Permainan Tradisional Kalimantan Selatan/Buta Lele
Tampilan
Buta Lele atau Panili, adalah salah satu permainan tradisional yang dimainkan di wilayah Kalimantan Selatan. Buta Lele memiliki arti yang sama dalam bahasa Indonesia, dimana buta berarti keadaan tidak bisa melihat dan lele adalah jenis ikan.
Aturan Permainan
[sunting]- Permainan dapat dilakukan secara individual atau kelompok dengan total jumlah pemain antara 4 -6 orang.
- Permainan dilakukan di lapangan dengan ukuran panjang antara 15 sampai 20 meter dan lebar 3 sampai 6 meter. Lubang dengan bentuk oval dan berukuran 3-4 x 8-10 x 3 centimeter dibuat di salah satu ujung lapangan.
- Permainan menggunakan alat berupa potongan kayu atau rotan bundar sebanyak dua buah, satu berukuran panjang sekitar 30 cm yang disebut sebagai induk dan satu berukuran panjang sekitar 10 cm yang disebut sebagai anak.
- Pemain yang mendapat giliran untuk bermain dilarang melempar atau memukul kayu keluar batas lapangan dan baru diperbolehkan melempar atau memukul kayu saat pemain yang jaga merasa siap.
- Apabila pemain yang jaga berhasil menangkap kayu anak yang dilempar pemain yang memukul, maka dia akan melemparkan kembali ke arah lubang dan pemain yang memukul harus menangkis dengan kayu induk selama kayu anak berada di udara, dilarang memukul jika kayu anak sudah menyentuh tanah.
Cara Bermain
[sunting]- Setelah ditentukan pemain yang melempar dan pemain yang jaga ditentukan, maka pemain yang akan melempar meletakkan kayu anak di atas lubang untuk dilemparkan dengan gaya tuas. Artinya, kayu induk diletakkan di bawah kayu anak dalam lubang dan harus melemparnya dengan mengangkat kayu anak tersebut.
- Pemain yang jaga harus dapat menangkap kayu anak yang dilempar pemain lawan dan akan mendapat poin yang disepakati sebelumnya (misalnya sepuluh) jika berhasil menangkapnya.

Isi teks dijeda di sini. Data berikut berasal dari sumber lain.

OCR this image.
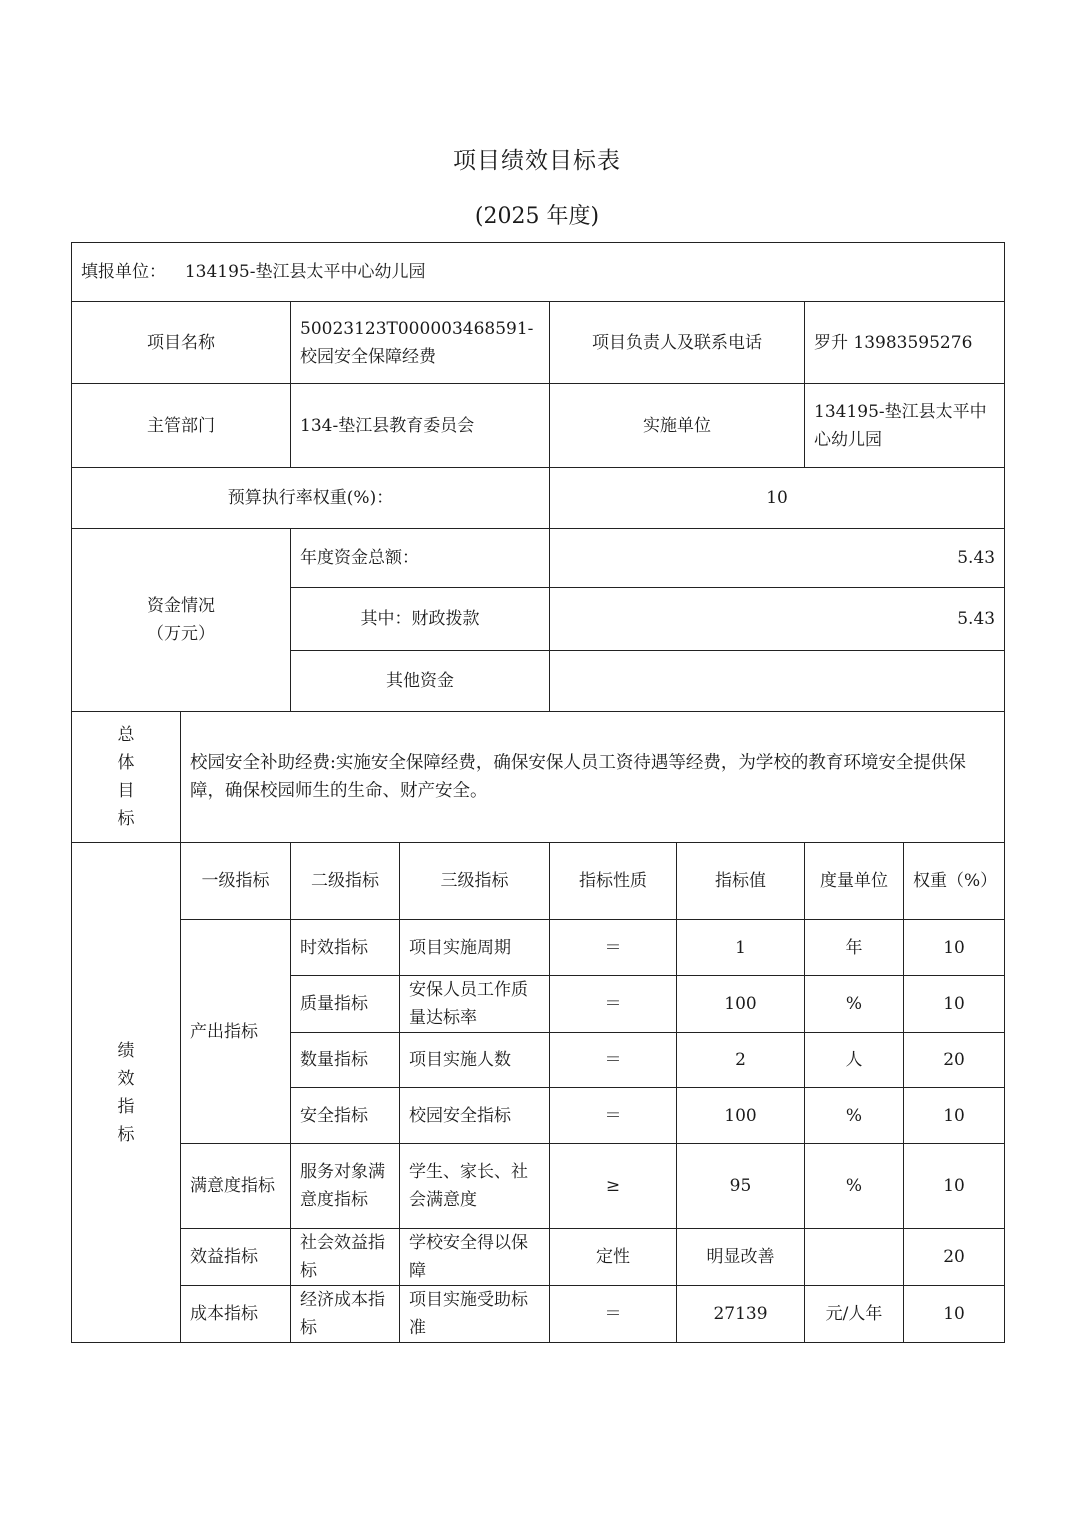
项目绩效目标表
(2025 年度)
填报单位： 134195-垫江县太平中心幼儿园							
项目名称		50023123T000003468591-校园安全保障经费		项目负责人及联系电话		罗升 13983595276	
主管部门		134-垫江县教育委员会		实施单位		134195-垫江县太平中心幼儿园	
预算执行率权重(%)：				10			

资金情况
（万元）		年度资金总额：		5.43			
		其中：财政拨款		5.43			
		其他资金					

总
体
目
标	校园安全补助经费:实施安全保障经费，确保安保人员工资待遇等经费，为学校的教育环境安全提供保障，确保校园师生的生命、财产安全。						

绩
效
指
标	一级指标	二级指标	三级指标	指标性质	指标值	度量单位	权重（%）
	产出指标	时效指标	项目实施周期	＝	1	年	10
		质量指标	安保人员工作质量达标率	＝	100	%	10
		数量指标	项目实施人数	＝	2	人	20
		安全指标	校园安全指标	＝	100	%	10
	满意度指标	服务对象满意度指标	学生、家长、社会满意度	≥	95	%	10
	效益指标	社会效益指标	学校安全得以保障	定性	明显改善		20
	成本指标	经济成本指标	项目实施受助标准	＝	27139	元/人年	10
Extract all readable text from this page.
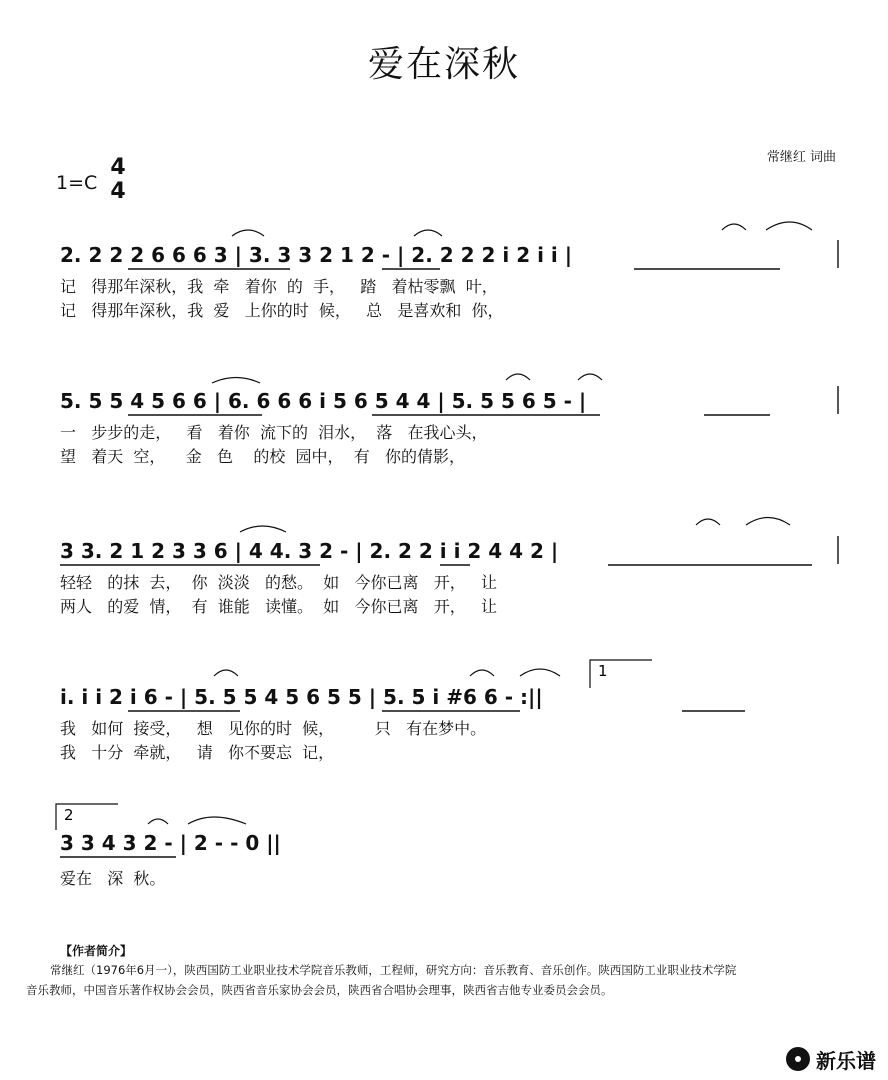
爱在深秋
常继红 词曲
1=C
4
4
2. 2 2 2 6 6 6 3 | 3. 3 3 2 1 2 - | 2. 2 2 2 i 2 i i |
5. 5 5 4 5 6 6 | 6. 6 6 6 i 5 6 5 4 4 | 5. 5 5 6 5 - |
3 3. 2 1 2 3 3 6 | 4 4. 3 2 - | 2. 2 2 i i 2 4 4 2 |
i. i i 2 i 6 - | 5. 5 5 4 5 6 5 5 | 5. 5 i #6 6 - :||
1
3 3 4 3 2 - | 2 - - 0 ||
2
记   得那年深秋，我  牵   着你  的  手，   踏   着枯零飘  叶，
记   得那年深秋，我  爱   上你的时  候，   总   是喜欢和  你，
一   步步的走，   看   着你  流下的  泪水，  落   在我心头，
望   着天  空，    金   色    的校  园中，  有   你的倩影，
轻轻   的抹  去，  你  淡淡   的愁。  如   今你已离   开，   让
两人   的爱  情，  有  谁能   读懂。  如   今你已离   开，   让
我   如何  接受，   想   见你的时  候，        只   有在梦中。
我   十分  牵就，   请   你不要忘  记，
爱在   深  秋。
【作者简介】

常继红（1976年6月一），陕西国防工业职业技术学院音乐教师，工程师，研究方向：音乐教育、音乐创作。陕西国防工业职业技术学院

音乐教师，中国音乐著作权协会会员，陕西省音乐家协会会员，陕西省合唱协会理事，陕西省吉他专业委员会会员。
新乐谱
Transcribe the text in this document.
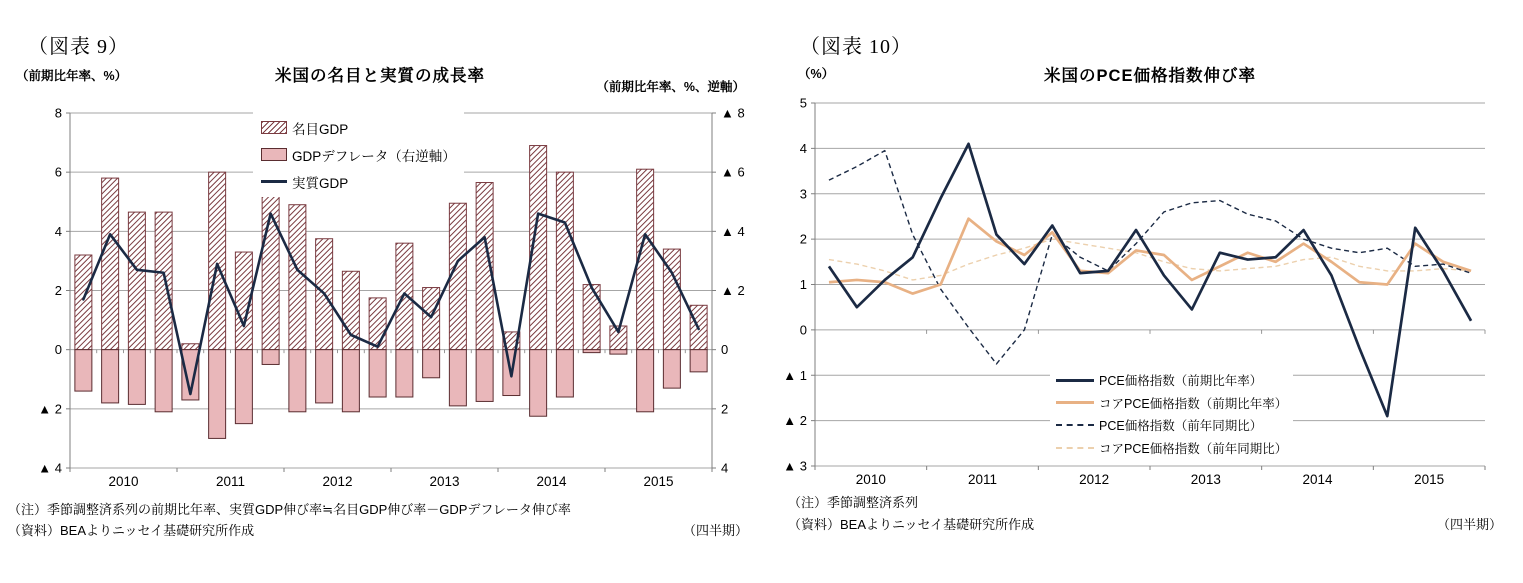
（図表 9）
（前期比年率、%）	米国の名目と実質の成長率
（前期比年率、%、逆軸）
8
6
4
2
0
▲ 2
▲ 4
▲ 8
▲ 6
▲ 4
▲ 2
0
2
4
2010	2011	2012	2013	2014	2015
名目GDP
GDPデフレータ（右逆軸）
実質GDP
（注）季節調整済系列の前期比年率、実質GDP伸び率≒名目GDP伸び率－GDPデフレータ伸び率
（資料）BEAよりニッセイ基礎研究所作成	（四半期）
（図表 10）
（%）	米国のPCE価格指数伸び率
5
4
3
2
1
0
▲ 1
▲ 2
▲ 3
2010	2011	2012	2013	2014	2015
PCE価格指数（前期比年率）
コアPCE価格指数（前期比年率）
PCE価格指数（前年同期比）
コアPCE価格指数（前年同期比）
（注）季節調整済系列
（資料）BEAよりニッセイ基礎研究所作成	（四半期）
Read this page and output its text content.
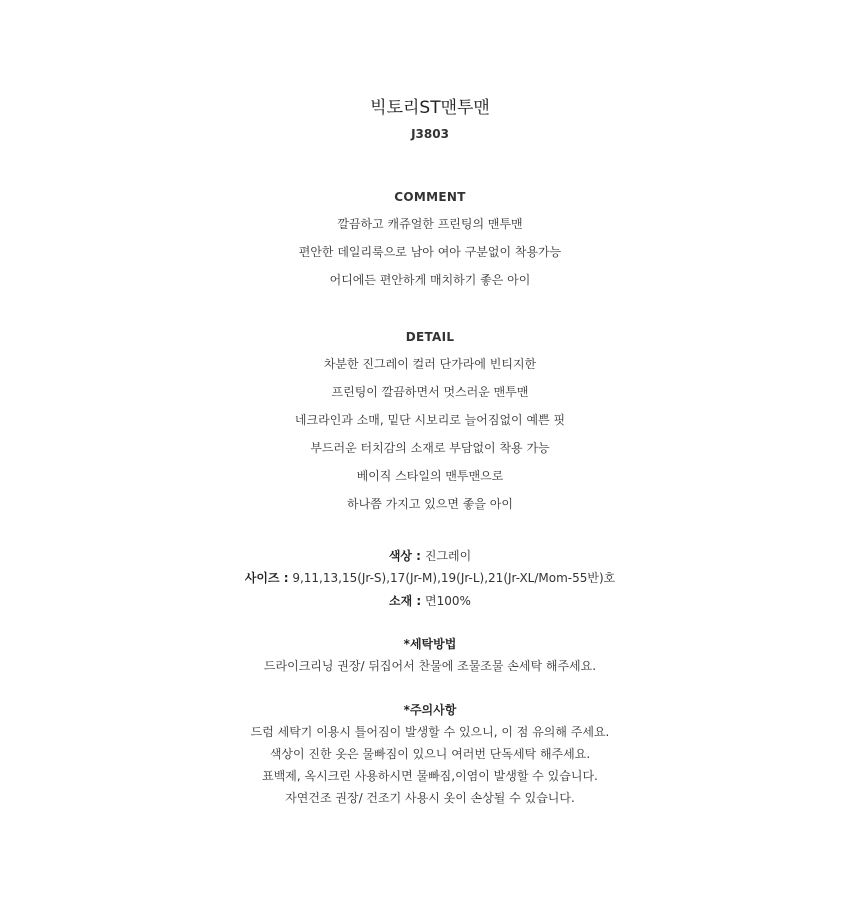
빅토리ST맨투맨
J3803
COMMENT
깔끔하고 캐쥬얼한 프린팅의 맨투맨
편안한 데일리룩으로 남아 여아 구분없이 착용가능
어디에든 편안하게 매치하기 좋은 아이
DETAIL
차분한 진그레이 컬러 단가라에 빈티지한
프린팅이 깔끔하면서 멋스러운 맨투맨
네크라인과 소매, 밑단 시보리로 늘어짐없이 예쁜 핏
부드러운 터치감의 소재로 부담없이 착용 가능
베이직 스타일의 맨투맨으로
하나쯤 가지고 있으면 좋을 아이
색상 : 진그레이
사이즈 : 9,11,13,15(Jr-S),17(Jr-M),19(Jr-L),21(Jr-XL/Mom-55반)호
소재 : 면100%
*세탁방법
드라이크리닝 권장/ 뒤집어서 찬물에 조물조물 손세탁 해주세요.
*주의사항
드럼 세탁기 이용시 틀어짐이 발생할 수 있으니, 이 점 유의해 주세요.
색상이 진한 옷은 물빠짐이 있으니 여러번 단독세탁 해주세요.
표백제, 옥시크린 사용하시면 물빠짐,이염이 발생할 수 있습니다.
자연건조 권장/ 건조기 사용시 옷이 손상될 수 있습니다.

- Jika pemain yang jaga gagal menangkap kayu anak tersebut, dia tetap diharuskan untuk mengambil anak dan melemparnya ke arah lubang yang sekarang dihalangi oleh kayu induk.
- Apabila pemain yang jaga berhasil mengenai kayu induk, maka pergantian pemain terjadi.
- Apabila pemain yang jaga gagal mengenai kayu induk, maka pemain yang melempar mengambil kayu induk tersebut dengan genggamannya dan mengambil kayu anak dengan telunjuk dan ibu jari. Setelahnya, pemain melempar kayu anak ke udara dan memukul kayu anak tersebut dengan kayu induk dari tangan yang sama.
- Sama seperti sebelumnya, pemain yang jaga harus dapat menangkap kayu anak yang dilempar pemain lawan dan akan mendapat poin yang disepakati (misalnya sepuluh) jika berhasil menangkapnya.
- Jika pemain yang jaga gagal menangkap kayu anak tersebut, maka jarak jatuhnya diukur dari lubang menggunakan kayu induk. Misalkan jaraknya sejauh sepuluh kali kayu induk, maka pemain yang melempar mendapatkan sepuluh poin.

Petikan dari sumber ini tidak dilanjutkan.